If you appreciate a commanding driving position, you’ll love the Wrangler’s. You step up into a comfortable seat, with a great view down the long bonnet and onto the road ahead. Annoyingly, though, there’s no place for your left foot at all due to an intruding central console. You’re forced into quite an unnatural position that can get uncomfortable after a while.
Despite being a big beast, managing its size is easier than you might expect, thanks to how the wheel arches clearly mark out the sides of the car. That lofty driver’s perch and big windows aid all-round visibility, too, with a reversing camera and parking sensors optional for extra help.

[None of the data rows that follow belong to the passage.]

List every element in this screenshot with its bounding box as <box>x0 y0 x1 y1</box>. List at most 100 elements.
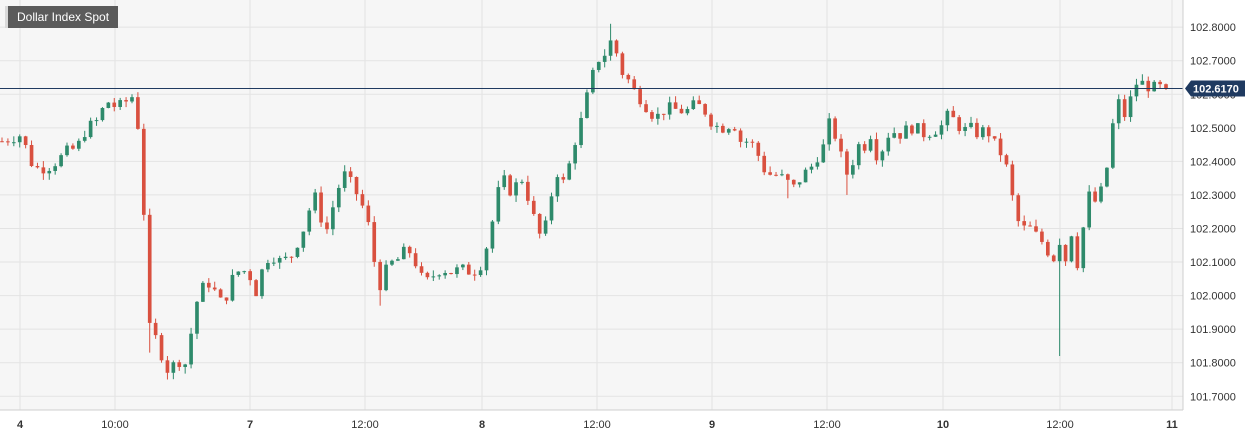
candle <box>336 184 341 213</box>
candle <box>856 141 861 170</box>
candle <box>342 165 347 192</box>
candle-body <box>921 123 926 138</box>
candle <box>11 136 16 147</box>
candle <box>709 112 713 130</box>
candle-body <box>768 172 772 175</box>
candle-body <box>47 170 52 174</box>
candle <box>1093 187 1097 203</box>
candle-body <box>29 145 34 167</box>
x-tick-label: 12:00 <box>813 419 841 431</box>
candle <box>195 300 199 340</box>
candle-body <box>301 231 306 248</box>
candle <box>1146 76 1151 98</box>
candle <box>803 167 808 183</box>
candle-body <box>797 182 802 185</box>
candle <box>266 259 270 273</box>
candle <box>118 97 123 110</box>
candle-body <box>260 269 264 297</box>
candle-body <box>851 165 855 175</box>
candle-body <box>815 162 820 167</box>
candle-body <box>1028 225 1032 227</box>
candle-body <box>573 145 577 164</box>
candle <box>851 159 855 179</box>
candle <box>100 107 105 122</box>
candle-body <box>212 287 217 290</box>
candle-body <box>65 145 69 156</box>
candle-body <box>591 69 595 93</box>
plot-background <box>0 0 1183 410</box>
x-tick-label: 12:00 <box>583 419 611 431</box>
candle <box>738 128 743 148</box>
candle <box>461 263 465 271</box>
x-tick-label: 11 <box>1166 419 1178 431</box>
candle-body <box>1004 155 1009 165</box>
candle-body <box>82 137 87 141</box>
candle <box>762 151 767 176</box>
candle <box>715 122 719 133</box>
candle-body <box>277 258 282 263</box>
candle <box>809 163 814 174</box>
candle-body <box>916 123 920 134</box>
candle-body <box>496 187 501 222</box>
candle-body <box>1146 80 1151 92</box>
candle <box>1122 94 1127 121</box>
candle-body <box>248 271 252 281</box>
candle <box>283 252 288 260</box>
candle-body <box>732 129 737 131</box>
candle-body <box>366 205 371 223</box>
candle <box>384 260 388 292</box>
candle <box>71 143 75 150</box>
candle-body <box>514 182 518 196</box>
candle <box>969 116 973 129</box>
candle-body <box>827 118 832 145</box>
candle <box>425 271 430 280</box>
candle-body <box>1093 191 1097 202</box>
candle-body <box>1087 191 1092 228</box>
candle <box>29 140 34 168</box>
candle <box>76 138 81 152</box>
candle <box>845 148 849 195</box>
candle-body <box>159 335 164 361</box>
candle-body <box>1164 84 1168 89</box>
candle-body <box>531 200 536 214</box>
candle <box>17 134 22 148</box>
candle <box>23 135 28 149</box>
candle-body <box>1152 81 1157 92</box>
candle-body <box>1010 164 1015 196</box>
candle-body <box>667 102 672 115</box>
candle-body <box>407 246 412 254</box>
candle-body <box>124 100 128 102</box>
candle-body <box>17 136 22 143</box>
candle-body <box>218 289 223 298</box>
candle-body <box>927 136 932 138</box>
candle-body <box>130 97 134 102</box>
candle-body <box>703 104 707 115</box>
x-tick-label: 10:00 <box>101 419 129 431</box>
candle <box>786 173 790 199</box>
candle <box>567 160 572 181</box>
candle <box>975 118 979 140</box>
candle-body <box>183 364 187 367</box>
candle <box>537 213 542 239</box>
candle-body <box>1122 99 1127 118</box>
candle-body <box>898 133 902 139</box>
candle <box>390 259 394 266</box>
candle <box>141 123 146 221</box>
candle <box>1099 182 1103 204</box>
candle-body <box>709 114 713 127</box>
candlestick-series <box>0 23 1168 380</box>
candle-body <box>1140 80 1145 85</box>
candle <box>963 123 967 137</box>
candle <box>827 113 832 151</box>
candle <box>59 153 63 168</box>
candle-body <box>526 181 530 201</box>
candle-body <box>602 55 607 62</box>
candle <box>449 272 453 275</box>
candle <box>1028 221 1032 227</box>
candle-body <box>59 155 63 167</box>
candle-body <box>939 125 944 135</box>
y-tick-label: 102.2000 <box>1190 223 1236 235</box>
candle-body <box>1022 221 1027 226</box>
candle <box>6 138 10 146</box>
candle <box>815 157 820 170</box>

On the dashboard, things are a mixture of old and new school. Even entry-level Sahara models come with a configurable 7.0in LCD display between the dials in front of the driver, as well as Jeep’s biggest 8.4in touchscreen infotainment system, with navigation and European maps, Apple CarPlay and Android Auto smartphone mirroring included. Both screens have pin-sharp graphics, while the touchscreen is responsive and has menus that are easy enough to fathom. Our only complaints are that there are no physical shortcut buttons and some icons are a little small.
As well as the usual functionality, there are off-road-specific pages on both displays that can show vital statistics such as the angle you’re driving at and the temperatures of the mechanical gubbins underneath you.
Interior quality has certainly been improved compared to the previous Wrangler. There’s soft-touch plastic around the centre console and on the door handles, a supple leather steering wheel, solid-feeling switches and even a leather-wrapped dashboard panel on Sahara models. Sure, it’s no Audi Q5, but the german SUV can’t claim to have an interior you can hose mud out of..
Although we’ve been impressed so far, lesser Sport models get a smaller touchscreen and fewer bits of plush trim. We’ll have to get our hands on one of those to know exactly how good the Wrangler is at that lower price point.